Rebooting/downtime on the GPU node

The correct procedure to shut down GPU nodes are to first shut down the instances and then shelve them before rebooting the node. This is due to the grid drivers on the node isn't created on boot and nova compute will crash when trying to start instances with drivers unavailable. When unshelving the instances, the drivers will be created.

Fixing GPU node after unscheduled downtime

Info
titleThis procedure is automated!

This procedure can now be done with the help of our script "fix-gpu-mdevs.sh" in our tools repo.

This is "disaster recovery" and should only be necessary in the event of a powerloss, or in the event of a sysadmin that forgot the proper way to reboot a GPU node (which is to shelve all VMs before reboot).

tl;dr: When the node reboots, the mdev device files for all VGPUs disappears, and nova-compute will fail to start the VMs because these devices are gone. Thus, we have to recreate the mdev devices manually, with the same UUIDs they had before the reboot.
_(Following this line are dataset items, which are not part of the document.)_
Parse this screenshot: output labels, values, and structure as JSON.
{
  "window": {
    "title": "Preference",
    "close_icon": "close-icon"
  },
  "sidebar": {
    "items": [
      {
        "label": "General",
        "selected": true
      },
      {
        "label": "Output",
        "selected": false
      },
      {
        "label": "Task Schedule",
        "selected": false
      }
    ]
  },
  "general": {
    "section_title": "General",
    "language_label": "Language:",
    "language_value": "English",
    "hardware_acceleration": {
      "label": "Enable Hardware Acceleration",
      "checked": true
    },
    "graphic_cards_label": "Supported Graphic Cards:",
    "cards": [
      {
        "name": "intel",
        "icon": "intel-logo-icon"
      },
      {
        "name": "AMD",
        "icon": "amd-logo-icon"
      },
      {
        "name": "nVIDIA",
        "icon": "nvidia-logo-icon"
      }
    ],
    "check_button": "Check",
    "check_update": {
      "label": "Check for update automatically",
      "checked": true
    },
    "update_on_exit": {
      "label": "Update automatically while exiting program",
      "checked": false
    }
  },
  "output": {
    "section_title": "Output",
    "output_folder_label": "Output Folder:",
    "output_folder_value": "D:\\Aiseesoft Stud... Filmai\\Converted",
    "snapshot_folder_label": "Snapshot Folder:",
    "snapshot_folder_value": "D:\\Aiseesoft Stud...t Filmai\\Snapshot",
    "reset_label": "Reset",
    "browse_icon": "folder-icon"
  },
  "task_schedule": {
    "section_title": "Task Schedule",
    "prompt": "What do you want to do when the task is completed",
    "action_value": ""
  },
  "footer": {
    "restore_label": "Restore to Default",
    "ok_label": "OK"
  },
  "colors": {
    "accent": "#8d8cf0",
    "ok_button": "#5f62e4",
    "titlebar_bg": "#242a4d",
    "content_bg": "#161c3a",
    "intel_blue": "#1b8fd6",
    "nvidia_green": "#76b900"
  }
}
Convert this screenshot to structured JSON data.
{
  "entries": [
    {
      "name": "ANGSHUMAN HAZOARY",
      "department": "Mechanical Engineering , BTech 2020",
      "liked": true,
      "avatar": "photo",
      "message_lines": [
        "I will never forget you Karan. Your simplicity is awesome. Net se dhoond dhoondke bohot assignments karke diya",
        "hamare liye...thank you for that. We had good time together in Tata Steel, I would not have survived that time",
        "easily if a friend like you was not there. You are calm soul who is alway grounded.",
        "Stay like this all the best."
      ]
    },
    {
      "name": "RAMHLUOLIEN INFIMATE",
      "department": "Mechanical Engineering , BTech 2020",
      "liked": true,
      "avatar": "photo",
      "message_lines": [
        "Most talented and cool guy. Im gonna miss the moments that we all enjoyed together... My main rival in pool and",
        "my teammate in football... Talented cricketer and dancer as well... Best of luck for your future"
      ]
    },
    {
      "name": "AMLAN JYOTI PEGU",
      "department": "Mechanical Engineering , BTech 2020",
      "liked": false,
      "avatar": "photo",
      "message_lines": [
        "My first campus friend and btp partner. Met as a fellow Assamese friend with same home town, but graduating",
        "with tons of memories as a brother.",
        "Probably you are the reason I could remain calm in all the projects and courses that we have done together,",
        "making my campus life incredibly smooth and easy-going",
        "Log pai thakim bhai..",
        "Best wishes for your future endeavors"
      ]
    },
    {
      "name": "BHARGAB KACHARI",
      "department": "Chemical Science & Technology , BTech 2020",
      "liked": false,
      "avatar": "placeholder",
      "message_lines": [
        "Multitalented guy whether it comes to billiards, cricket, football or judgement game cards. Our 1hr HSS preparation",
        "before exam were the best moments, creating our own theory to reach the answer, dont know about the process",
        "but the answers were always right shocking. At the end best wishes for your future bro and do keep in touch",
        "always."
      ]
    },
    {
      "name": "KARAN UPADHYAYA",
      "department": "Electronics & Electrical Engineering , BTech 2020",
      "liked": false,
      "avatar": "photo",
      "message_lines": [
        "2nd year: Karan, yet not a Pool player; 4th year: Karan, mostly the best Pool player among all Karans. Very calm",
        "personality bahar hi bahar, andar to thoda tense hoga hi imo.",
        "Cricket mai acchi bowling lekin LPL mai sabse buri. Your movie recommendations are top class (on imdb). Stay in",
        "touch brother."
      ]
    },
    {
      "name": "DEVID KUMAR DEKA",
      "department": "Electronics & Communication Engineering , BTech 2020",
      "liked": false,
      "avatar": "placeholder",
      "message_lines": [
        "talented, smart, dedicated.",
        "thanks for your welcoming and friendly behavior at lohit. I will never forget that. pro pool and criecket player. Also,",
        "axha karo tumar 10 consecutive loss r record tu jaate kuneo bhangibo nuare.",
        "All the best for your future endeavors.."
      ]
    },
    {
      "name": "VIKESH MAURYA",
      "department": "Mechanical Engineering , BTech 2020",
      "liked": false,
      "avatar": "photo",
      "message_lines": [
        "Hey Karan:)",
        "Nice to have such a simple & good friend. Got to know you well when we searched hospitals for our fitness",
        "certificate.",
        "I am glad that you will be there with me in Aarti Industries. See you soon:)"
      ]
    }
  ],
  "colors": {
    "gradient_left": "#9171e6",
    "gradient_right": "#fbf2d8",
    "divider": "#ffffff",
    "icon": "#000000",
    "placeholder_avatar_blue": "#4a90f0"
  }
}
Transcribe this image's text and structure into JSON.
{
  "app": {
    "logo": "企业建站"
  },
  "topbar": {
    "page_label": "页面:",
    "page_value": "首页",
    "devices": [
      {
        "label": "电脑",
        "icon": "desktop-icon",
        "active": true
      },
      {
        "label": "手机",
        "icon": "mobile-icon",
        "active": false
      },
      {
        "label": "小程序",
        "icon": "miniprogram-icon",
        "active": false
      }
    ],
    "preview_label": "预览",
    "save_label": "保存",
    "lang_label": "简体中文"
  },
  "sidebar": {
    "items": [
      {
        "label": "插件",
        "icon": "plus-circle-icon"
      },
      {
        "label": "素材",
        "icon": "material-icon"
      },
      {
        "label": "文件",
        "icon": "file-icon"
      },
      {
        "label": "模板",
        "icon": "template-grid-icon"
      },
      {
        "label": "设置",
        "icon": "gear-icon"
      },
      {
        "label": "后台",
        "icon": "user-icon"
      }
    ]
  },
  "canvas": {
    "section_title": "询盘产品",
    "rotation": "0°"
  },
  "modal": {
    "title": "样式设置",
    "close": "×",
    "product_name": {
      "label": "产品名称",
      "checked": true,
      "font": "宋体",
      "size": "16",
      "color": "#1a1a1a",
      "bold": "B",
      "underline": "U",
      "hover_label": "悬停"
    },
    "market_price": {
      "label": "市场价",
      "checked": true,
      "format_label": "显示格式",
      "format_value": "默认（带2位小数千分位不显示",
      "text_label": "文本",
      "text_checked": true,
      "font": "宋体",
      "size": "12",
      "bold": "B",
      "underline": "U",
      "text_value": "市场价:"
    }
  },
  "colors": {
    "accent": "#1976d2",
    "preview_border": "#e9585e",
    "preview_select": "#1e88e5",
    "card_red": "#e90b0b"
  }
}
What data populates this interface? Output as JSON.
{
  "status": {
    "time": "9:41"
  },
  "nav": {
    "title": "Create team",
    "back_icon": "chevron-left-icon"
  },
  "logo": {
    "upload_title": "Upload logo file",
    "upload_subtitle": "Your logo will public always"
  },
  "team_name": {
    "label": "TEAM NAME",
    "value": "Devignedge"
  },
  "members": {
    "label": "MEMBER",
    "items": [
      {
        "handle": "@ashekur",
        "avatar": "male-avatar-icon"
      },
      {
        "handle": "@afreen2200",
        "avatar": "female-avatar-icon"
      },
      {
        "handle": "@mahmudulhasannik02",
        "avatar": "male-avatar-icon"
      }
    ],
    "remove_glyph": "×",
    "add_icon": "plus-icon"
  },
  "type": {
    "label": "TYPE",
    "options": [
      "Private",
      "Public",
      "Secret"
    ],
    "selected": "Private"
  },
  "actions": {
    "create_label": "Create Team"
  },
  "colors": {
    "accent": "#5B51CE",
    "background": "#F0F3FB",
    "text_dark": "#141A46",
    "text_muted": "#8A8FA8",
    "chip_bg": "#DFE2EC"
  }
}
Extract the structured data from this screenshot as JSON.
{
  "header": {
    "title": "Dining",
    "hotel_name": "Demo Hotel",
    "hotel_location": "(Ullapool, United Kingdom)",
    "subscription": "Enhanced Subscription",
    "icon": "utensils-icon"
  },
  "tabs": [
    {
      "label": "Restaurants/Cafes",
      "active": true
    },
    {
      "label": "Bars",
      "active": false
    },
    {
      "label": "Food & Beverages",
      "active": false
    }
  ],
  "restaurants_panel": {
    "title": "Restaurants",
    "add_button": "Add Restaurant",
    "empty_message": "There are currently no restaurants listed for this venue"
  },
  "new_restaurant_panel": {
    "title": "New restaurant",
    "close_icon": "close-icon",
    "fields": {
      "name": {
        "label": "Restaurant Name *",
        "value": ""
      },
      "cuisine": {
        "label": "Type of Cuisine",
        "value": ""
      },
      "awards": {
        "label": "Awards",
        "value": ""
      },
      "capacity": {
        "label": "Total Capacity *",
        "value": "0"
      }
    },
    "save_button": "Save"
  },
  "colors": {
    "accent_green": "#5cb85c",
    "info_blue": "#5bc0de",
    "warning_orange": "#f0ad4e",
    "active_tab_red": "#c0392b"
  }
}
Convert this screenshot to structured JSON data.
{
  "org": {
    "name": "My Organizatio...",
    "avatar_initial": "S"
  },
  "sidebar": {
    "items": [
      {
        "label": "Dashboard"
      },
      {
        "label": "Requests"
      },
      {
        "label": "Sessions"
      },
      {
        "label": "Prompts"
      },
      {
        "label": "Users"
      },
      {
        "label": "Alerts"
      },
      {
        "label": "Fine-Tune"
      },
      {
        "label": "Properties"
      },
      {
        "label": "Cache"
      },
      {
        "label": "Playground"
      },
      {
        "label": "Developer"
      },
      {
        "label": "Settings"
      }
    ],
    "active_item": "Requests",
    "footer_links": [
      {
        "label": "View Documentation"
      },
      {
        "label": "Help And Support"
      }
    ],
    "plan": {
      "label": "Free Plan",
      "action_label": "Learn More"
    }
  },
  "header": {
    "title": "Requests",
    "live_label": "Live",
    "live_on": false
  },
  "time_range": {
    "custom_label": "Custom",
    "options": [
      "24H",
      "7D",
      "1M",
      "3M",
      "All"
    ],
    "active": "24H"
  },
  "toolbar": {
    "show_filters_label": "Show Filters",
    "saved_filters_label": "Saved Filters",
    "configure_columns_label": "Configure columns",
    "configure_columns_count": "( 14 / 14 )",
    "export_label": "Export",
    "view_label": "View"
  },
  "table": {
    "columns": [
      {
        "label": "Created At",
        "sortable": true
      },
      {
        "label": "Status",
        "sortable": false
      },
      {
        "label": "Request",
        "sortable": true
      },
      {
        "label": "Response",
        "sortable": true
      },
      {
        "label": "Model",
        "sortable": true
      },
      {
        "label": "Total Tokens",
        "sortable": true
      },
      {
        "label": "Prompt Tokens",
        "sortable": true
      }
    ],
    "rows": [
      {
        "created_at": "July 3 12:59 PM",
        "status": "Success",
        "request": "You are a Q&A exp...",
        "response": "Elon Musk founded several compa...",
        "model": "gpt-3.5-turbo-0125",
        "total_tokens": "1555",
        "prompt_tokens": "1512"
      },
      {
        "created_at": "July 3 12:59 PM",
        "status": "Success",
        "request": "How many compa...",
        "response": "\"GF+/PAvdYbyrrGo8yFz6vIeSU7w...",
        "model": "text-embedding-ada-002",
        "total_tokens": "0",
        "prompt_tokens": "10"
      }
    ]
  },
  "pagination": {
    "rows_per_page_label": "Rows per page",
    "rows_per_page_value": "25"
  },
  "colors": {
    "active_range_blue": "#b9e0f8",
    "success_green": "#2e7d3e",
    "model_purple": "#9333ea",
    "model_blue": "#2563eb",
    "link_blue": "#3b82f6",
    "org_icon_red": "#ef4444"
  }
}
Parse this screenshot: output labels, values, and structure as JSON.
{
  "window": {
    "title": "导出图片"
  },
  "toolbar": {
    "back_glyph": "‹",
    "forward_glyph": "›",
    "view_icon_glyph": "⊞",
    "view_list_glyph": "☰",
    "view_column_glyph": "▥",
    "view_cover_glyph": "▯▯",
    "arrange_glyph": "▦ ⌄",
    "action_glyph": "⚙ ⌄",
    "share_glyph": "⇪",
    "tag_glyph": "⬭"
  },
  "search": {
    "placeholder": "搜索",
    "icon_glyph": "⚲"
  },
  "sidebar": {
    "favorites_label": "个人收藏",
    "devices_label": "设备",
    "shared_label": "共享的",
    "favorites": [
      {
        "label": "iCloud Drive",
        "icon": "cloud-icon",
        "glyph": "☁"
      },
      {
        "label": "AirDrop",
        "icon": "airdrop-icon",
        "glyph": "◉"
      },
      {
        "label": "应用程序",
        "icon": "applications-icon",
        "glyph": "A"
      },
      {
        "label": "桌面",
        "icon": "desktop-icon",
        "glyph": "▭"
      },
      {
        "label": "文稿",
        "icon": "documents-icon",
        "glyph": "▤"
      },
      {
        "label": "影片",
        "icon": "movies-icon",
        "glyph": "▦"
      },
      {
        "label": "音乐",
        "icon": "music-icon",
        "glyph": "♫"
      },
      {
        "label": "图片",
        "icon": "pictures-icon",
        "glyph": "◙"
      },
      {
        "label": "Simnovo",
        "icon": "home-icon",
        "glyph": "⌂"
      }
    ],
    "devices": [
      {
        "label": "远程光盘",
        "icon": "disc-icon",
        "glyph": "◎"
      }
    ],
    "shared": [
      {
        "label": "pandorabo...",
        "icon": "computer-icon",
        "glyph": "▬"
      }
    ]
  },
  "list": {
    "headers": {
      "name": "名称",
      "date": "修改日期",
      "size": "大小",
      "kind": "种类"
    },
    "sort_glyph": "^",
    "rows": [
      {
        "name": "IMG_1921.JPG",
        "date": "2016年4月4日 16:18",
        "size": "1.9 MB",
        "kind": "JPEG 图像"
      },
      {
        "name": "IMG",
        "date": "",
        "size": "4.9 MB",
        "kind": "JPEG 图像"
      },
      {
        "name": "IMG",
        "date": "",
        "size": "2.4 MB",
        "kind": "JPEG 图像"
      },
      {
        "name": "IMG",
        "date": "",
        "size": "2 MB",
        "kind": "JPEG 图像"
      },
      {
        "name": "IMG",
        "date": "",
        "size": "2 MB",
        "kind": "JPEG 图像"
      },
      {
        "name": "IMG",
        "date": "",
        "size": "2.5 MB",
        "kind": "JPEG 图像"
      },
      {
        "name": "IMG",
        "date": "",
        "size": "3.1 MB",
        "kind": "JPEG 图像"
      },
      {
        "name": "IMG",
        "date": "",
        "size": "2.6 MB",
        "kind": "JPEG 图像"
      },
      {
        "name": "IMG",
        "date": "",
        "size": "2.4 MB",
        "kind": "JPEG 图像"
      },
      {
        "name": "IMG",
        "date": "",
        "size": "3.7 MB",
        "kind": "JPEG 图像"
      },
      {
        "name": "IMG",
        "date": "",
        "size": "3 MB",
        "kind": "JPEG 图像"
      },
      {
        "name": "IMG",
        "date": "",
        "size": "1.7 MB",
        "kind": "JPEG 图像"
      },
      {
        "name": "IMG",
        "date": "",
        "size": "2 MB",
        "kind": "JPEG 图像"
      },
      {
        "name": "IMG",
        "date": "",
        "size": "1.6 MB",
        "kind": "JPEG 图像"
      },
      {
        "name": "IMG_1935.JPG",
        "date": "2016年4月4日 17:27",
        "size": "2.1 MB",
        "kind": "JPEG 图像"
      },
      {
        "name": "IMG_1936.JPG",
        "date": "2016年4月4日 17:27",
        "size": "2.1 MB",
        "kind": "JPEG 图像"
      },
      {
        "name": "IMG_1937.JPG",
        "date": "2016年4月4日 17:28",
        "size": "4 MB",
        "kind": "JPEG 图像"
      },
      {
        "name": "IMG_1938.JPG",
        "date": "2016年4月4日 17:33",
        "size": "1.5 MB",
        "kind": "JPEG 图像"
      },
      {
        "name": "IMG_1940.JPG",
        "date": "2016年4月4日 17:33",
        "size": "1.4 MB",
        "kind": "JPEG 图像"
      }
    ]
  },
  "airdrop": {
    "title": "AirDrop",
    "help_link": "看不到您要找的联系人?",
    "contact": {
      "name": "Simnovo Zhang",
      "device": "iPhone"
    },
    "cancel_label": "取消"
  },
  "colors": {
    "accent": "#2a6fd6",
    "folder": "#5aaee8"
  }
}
Stop the following services

  • puppet.service
  • openstack-nova-compute
  • neutron-openvswitch-agent

Create the devices

Code Block
# Find out which GRID profile the node is using. This can be found in the node-specific hiera-file, in the key nova::compute::vgpu::vgpu_types_device_addresses_mapping

# Find the devices
for a in $(virsh list --all | cut -b7- | grep instance | cut -d' ' -f1); do echo $a; virsh dumpxml $a |grep mdev -A2; done
instance-0000ef36
    <hostdev mode='subsystem' type='mdev' managed='no' model='vfio-pci' display='off'>
      <source>
        <address uuid='d4965599-e288-45ff-816a-c9f1ba6dfe77'/>
instance-0000ef39
    <hostdev mode='subsystem' type='mdev' managed='no' model='vfio-pci' display='off'>
      <source>
        <address uuid='558587e6-18a6-4b78-a6b2-01372e07e507'/>
instance-0000ef3c
    <hostdev mode='subsystem' type='mdev' managed='no' model='vfio-pci' display='off'>
      <source>
        <address uuid='a0085b1c-f13a-48ee-acc5-fb497d33db78'/>

# Creating the devices
# On GPUs using SR-IOV for VGPUs (the A100):
# SR-IOV cards has one VGPU per VF. Do this for all devices in /sys/class/mdev_bus/
echo "uuid" > /sys/class/mdev_bus/*/mdev_supported_types/<grid-profile>/create

# Example
echo "d4965599-e288-45ff-816a-c9f1ba6dfe77" > /sys/class/mdev_bus/0000\:86\:00.4/mdev_supported_types/nvidia-471/create

# On GPUs not using SR-IOV, there is no VFs, and we must create multiple mdev's on the same PCI device
# Then you basically run the above example N times per device in /sys/class/mdev_bus, where N is how many VGPUs you need per physical GPU.

Start a puppet run, it will start the services stopped previously. Might have to enable puppet

  • puppet agent --enable # if needed
  • puppet agent -t

The manually re-created mdev files may now be mapped to a different VF than before the reboot. This is OK when you start the existing instances. But, this will cause nova/placement to free the wrong device when a VM is deleted, and that will further lead to a NoValidHost error if you try to create a new VM with a VGPU. Workaround: instances need to be stopped, shelved, unshelved and started. Now it should be correct

This is mainly a problem on the SR-IOV enabled GPUs, but can also happen on GPU nodes with multiple non SR-IOV GPUs.